YARMOUTH — As a softball player since sixth grade, Elena Miller found that scorekeeping was unnecessarily difficult and decided to use programs offered through her freshman computer science class to develop a solution.
The result was Scoregenix, an app that keeps track of scoring for softball and baseball games that earned Miller a place in the winner’s circle for the 2020 Congressional App Challenge in Maine’s First District.
“I saw on my softball team how many people struggled to learn how to keep the book because it’s a very confusing process,” said Miller, a junior at Yarmouth High School. “I thought it would be cool to make that easier for everyone.”
Scoregenix breaks down the score-keeping process into simple push buttons and menus, organizing the data input into a spreadsheet that players, coaches and fans alike can save after the game.

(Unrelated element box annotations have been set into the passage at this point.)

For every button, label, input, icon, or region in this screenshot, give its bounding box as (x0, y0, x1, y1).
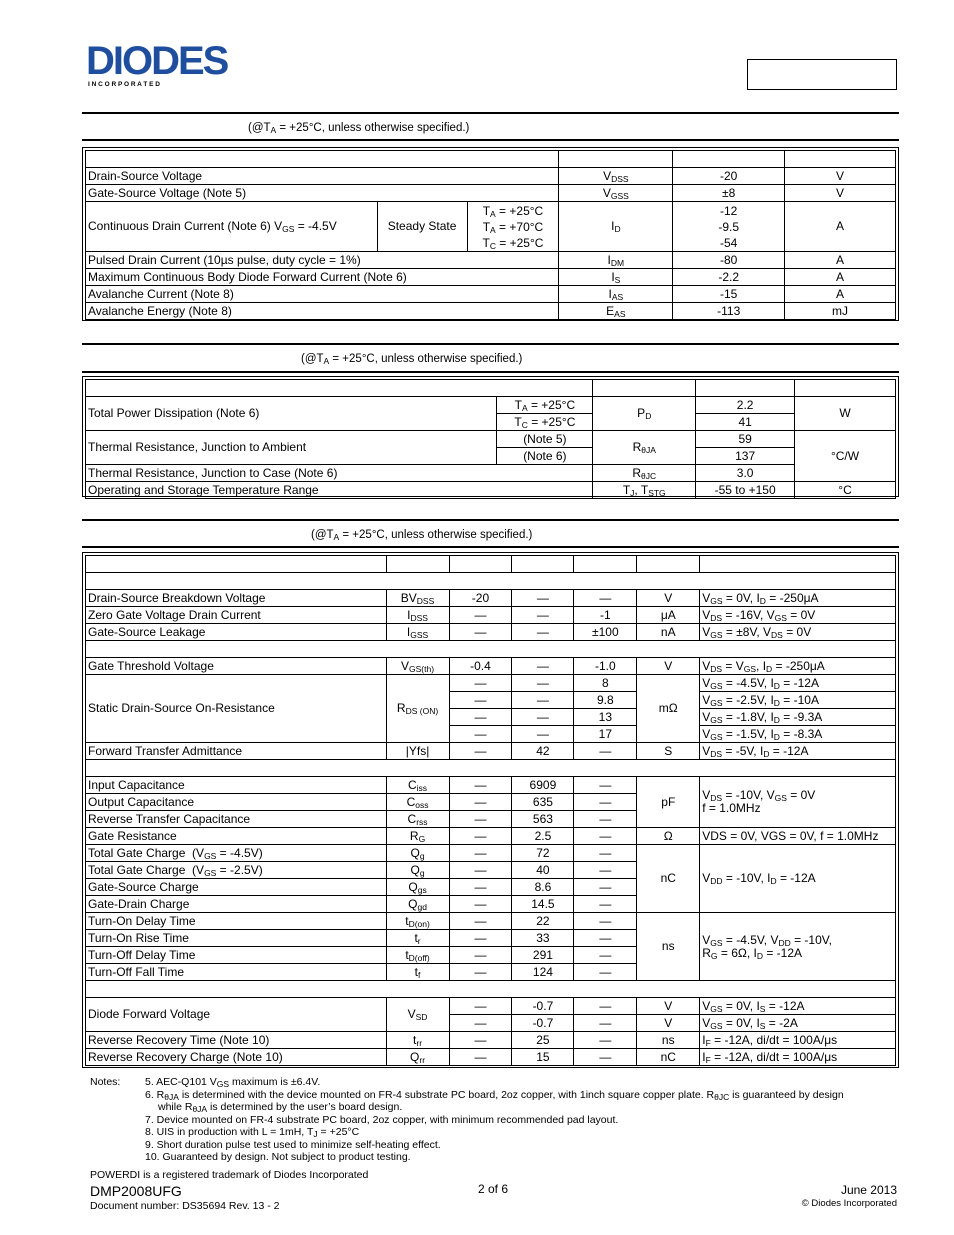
table-row: Reverse Recovery Charge (Note 10) $Q_{rr}$ — 15 — nC $I_F = -12A$, di/dt = 100A/μs (86, 1049, 896, 1066)
diodes-logo (86, 40, 261, 90)
table-row: Static Drain-Source On-Resistance $R_{DS (ON)}$ — — 8 mΩ $V_{GS} = -4.5V$, $I_D = -12A$ (86, 675, 896, 692)
svg-text:DIODES: DIODES (86, 40, 228, 83)
table-row: (Note 6) 137 (86, 448, 896, 465)
table-row: Drain-Source Voltage $V_{DSS}$ -20 V (86, 168, 896, 185)
table-row: Total Gate Charge $(V_{GS} = -2.5V)$ $Q_g$ — 40 — (86, 862, 896, 879)
table-row: Gate Threshold Voltage $V_{GS(th)}$ -0.4 — -1.0 V $V_{DS} = V_{GS}$, $I_D = -250\mu A$ (86, 658, 896, 675)
table-row: Reverse Recovery Time (Note 10) $t_{rr}$ — 25 — ns $I_F = -12A$, di/dt = 100A/μs (86, 1032, 896, 1049)
table-row: Input Capacitance $C_{iss}$ — 6909 — pF $V_{DS} = -10V$, $V_{GS} = 0V$ f = 1.0MHz (86, 777, 896, 794)
footer-copyright: © Diodes Incorporated (801, 1198, 897, 1209)
table-subheader-row (86, 641, 896, 658)
table-row: Thermal Resistance, Junction to Ambient (Note 5) $R_{\theta JA}$ 59 °C/W (86, 431, 896, 448)
part-number-box (747, 59, 897, 90)
electrical-table (85, 555, 896, 1066)
electrical-condition: ($@T_A = +25^\circ C$, unless otherwise specified.) (311, 529, 533, 542)
table-row: Forward Transfer Admittance |Yfs| — 42 — S $V_{DS} = -5V$, $I_D = -12A$ (86, 743, 896, 760)
section-rule (82, 519, 899, 521)
table-row: Drain-Source Breakdown Voltage $BV_{DSS}$ -20 — — V $V_{GS} = 0V$, $I_D = -250\mu A$ (86, 590, 896, 607)
table-row: Gate Resistance $R_G$ — 2.5 — Ω VDS = 0V, VGS = 0V, f = 1.0MHz (86, 828, 896, 845)
table-row: $T_C = +25^\circ C$ 41 (86, 414, 896, 431)
note-item: 10. Guaranteed by design. Not subject to product testing. (145, 1151, 411, 1163)
section-rule (82, 546, 899, 548)
table-row: Gate-Drain Charge $Q_{gd}$ — 14.5 — (86, 896, 896, 913)
table-row: Diode Forward Voltage $V_{SD}$ — -0.7 — V $V_{GS} = 0V$, $I_S = -12A$ (86, 998, 896, 1015)
note-item: 8. UIS in production with L = 1mH, $T_J = +25^\circ C$ (145, 1126, 360, 1139)
note-item: 7. Device mounted on FR-4 substrate PC board, 2oz copper, with minimum recommended pad layout. (145, 1113, 619, 1126)
table-row: — -0.7 — V $V_{GS} = 0V$, $I_S = -2A$ (86, 1015, 896, 1032)
thermal-table (85, 379, 896, 499)
max-ratings-table (85, 150, 896, 320)
table-subheader-row (86, 981, 896, 998)
table-row: Continuous Drain Current (Note 6) $V_{GS} = -4.5V$ Steady State $T_A = +25^\circ C$ $T_A = +70^\circ C$ $T_C = +25^\circ C$ $I_D$ -12 -9.5 -54 A (86, 202, 896, 252)
notes-label: Notes: (90, 1076, 121, 1088)
section-rule (82, 139, 899, 141)
max-ratings-condition: ($@T_A = +25^\circ C$, unless otherwise specified.) (248, 122, 470, 135)
section-rule (82, 343, 899, 345)
table-row: Avalanche Energy (Note 8) $E_{AS}$ -113 mJ (86, 303, 896, 320)
footer-part-number: DMP2008UFG (90, 1183, 182, 1199)
footer-document-number: Document number: DS35694 Rev. 13 - 2 (90, 1200, 280, 1212)
footer-date: June 2013 (840, 1183, 897, 1197)
note-item: while $R_{\theta JA}$ is determined by the user’s board design. (158, 1101, 403, 1114)
page-number: 2 of 6 (478, 1182, 509, 1196)
table-row: Turn-Off Fall Time $t_f$ — 124 — (86, 964, 896, 981)
table-row: Maximum Continuous Body Diode Forward Current (Note 6) $I_S$ -2.2 A (86, 269, 896, 286)
table-row: Turn-On Delay Time $t_{D(on)}$ — 22 — ns $V_{GS} = -4.5V$, $V_{DD} = -10V$, $R_G = 6\Omega$, $I_D = -12A$ (86, 913, 896, 930)
table-row: Turn-Off Delay Time $t_{D(off)}$ — 291 — (86, 947, 896, 964)
table-row: Total Gate Charge $(V_{GS} = -4.5V)$ $Q_g$ — 72 — nC $V_{DD} = -10V$, $I_D = -12A$ (86, 845, 896, 862)
table-row: — — 17 $V_{GS} = -1.5V$, $I_D = -8.3A$ (86, 726, 896, 743)
table-subheader-row (86, 573, 896, 590)
table-row: Avalanche Current (Note 8) $I_{AS}$ -15 A (86, 286, 896, 303)
table-header-row (86, 556, 896, 573)
table-row: Output Capacitance $C_{oss}$ — 635 — (86, 794, 896, 811)
table-row: — — 13 $V_{GS} = -1.8V$, $I_D = -9.3A$ (86, 709, 896, 726)
table-row: Reverse Transfer Capacitance $C_{rss}$ — 563 — (86, 811, 896, 828)
table-header-row (86, 380, 896, 397)
table-header-row (86, 151, 896, 168)
note-item: 6. $R_{\theta JA}$ is determined with the device mounted on FR-4 substrate PC board, 2oz copper, with 1inch square copper plate. $R_{\theta JC}$ is guaranteed by design (145, 1088, 844, 1102)
trademark-note: POWERDI is a registered trademark of Diodes Incorporated (90, 1169, 369, 1181)
table-row: Gate-Source Voltage (Note 5) $V_{GSS}$ ±8 V (86, 185, 896, 202)
table-row: Pulsed Drain Current (10µs pulse, duty cycle = 1%) $I_{DM}$ -80 A (86, 252, 896, 269)
note-item: 5. AEC-Q101 $V_{GS}$ maximum is ±6.4V. (145, 1076, 321, 1089)
thermal-condition: ($@T_A = +25^\circ C$, unless otherwise specified.) (301, 353, 523, 366)
svg-text:I N C O R P O R A T E D: I N C O R P O R A T E D (88, 81, 160, 88)
table-row: Total Power Dissipation (Note 6) $T_A = +25^\circ C$ $P_D$ 2.2 W (86, 397, 896, 414)
table-row: Gate-Source Charge $Q_{gs}$ — 8.6 — (86, 879, 896, 896)
table-row: — — 9.8 $V_{GS} = -2.5V$, $I_D = -10A$ (86, 692, 896, 709)
table-row: Zero Gate Voltage Drain Current $I_{DSS}$ — — -1 μA $V_{DS} = -16V$, $V_{GS} = 0V$ (86, 607, 896, 624)
table-row: Operating and Storage Temperature Range $T_J$, $T_{STG}$ -55 to +150 °C (86, 482, 896, 499)
table-row: Gate-Source Leakage $I_{GSS}$ — — ±100 nA $V_{GS} = \pm 8V$, $V_{DS} = 0V$ (86, 624, 896, 641)
table-row: Thermal Resistance, Junction to Case (Note 6) $R_{\theta JC}$ 3.0 (86, 465, 896, 482)
note-item: 9. Short duration pulse test used to minimize self-heating effect. (145, 1138, 441, 1151)
table-subheader-row (86, 760, 896, 777)
header-rule (82, 112, 899, 114)
section-rule (82, 371, 899, 373)
table-row: Turn-On Rise Time $t_r$ — 33 — (86, 930, 896, 947)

Yarmouth High School offers a computer science class that Miller took her freshman year that introduced her to computer application development. When she came across a posting for the Congressional App Challenge this past June, she decided to refine her independent work from freshman year and submit it to the contest.
According to Miller, her passion for computer science was sparked way before high school.
“If you asked me when I was younger what I wanted to be when I grew up I would say I wanted to be a website designer,” Miller said. “So I’ve always been interested in coding, and in high school I’ve been able to dig deeper into that.”
Miller is also a member of the school’s robotics club, for which she does various coding work.
“She’s a really fascinating combination of humility, attention to detail, persistence, creativity,” said Paul Lamson La Plume, Miller’s freshman year computer science teacher. “… essentially all the positive words you could use to describe a student would apply to Elena. “It’s a joy to work with her because there’s this back and forth of ideas in the pursuit of creating an app and solving a problem.”
Computer science classes at Yarmouth High School have been growing in popularity over the last five or so years, according to La Plume, who has been working in the math department for 15 years. Miller was in the first class that was offered for a full year, instead of just a semester.
“The student engagement in that class is the one of the highest I’ve seen in any class that I’ve taught,” La Plume said. “The creative aspect of computer science and programming isn’t visible at face value, but if you start to think about developing an app and making a program, there is so much creativity involved.”
The Congressional App Challenge is a nationwide program started in 2015 to highlight the technological and creative abilities of middle and high school students in STEM – science, technology, engineering and math – around the country. Students compete with others within their district, and a winner from each district is chosen. Maine’s 2nd District did not participate this year, according to the Portland Press Herald.
According to the Congressional App Challenge’s website, the competition has grown significantly in popularity, with a 164% increase in student participation from 2016 to 2019.
For Miller, Scoregenix is just the start of her long-term interest in pursuing computer science and coding. Although her application isn’t ready for general use in a downloadable format, Miller is looking ahead to new ideas.
“My next goal is to create another app,” Miller said. “I thought about taking Scoregenix and really developing it into a downloadable app, but right now I want to just keep creating.”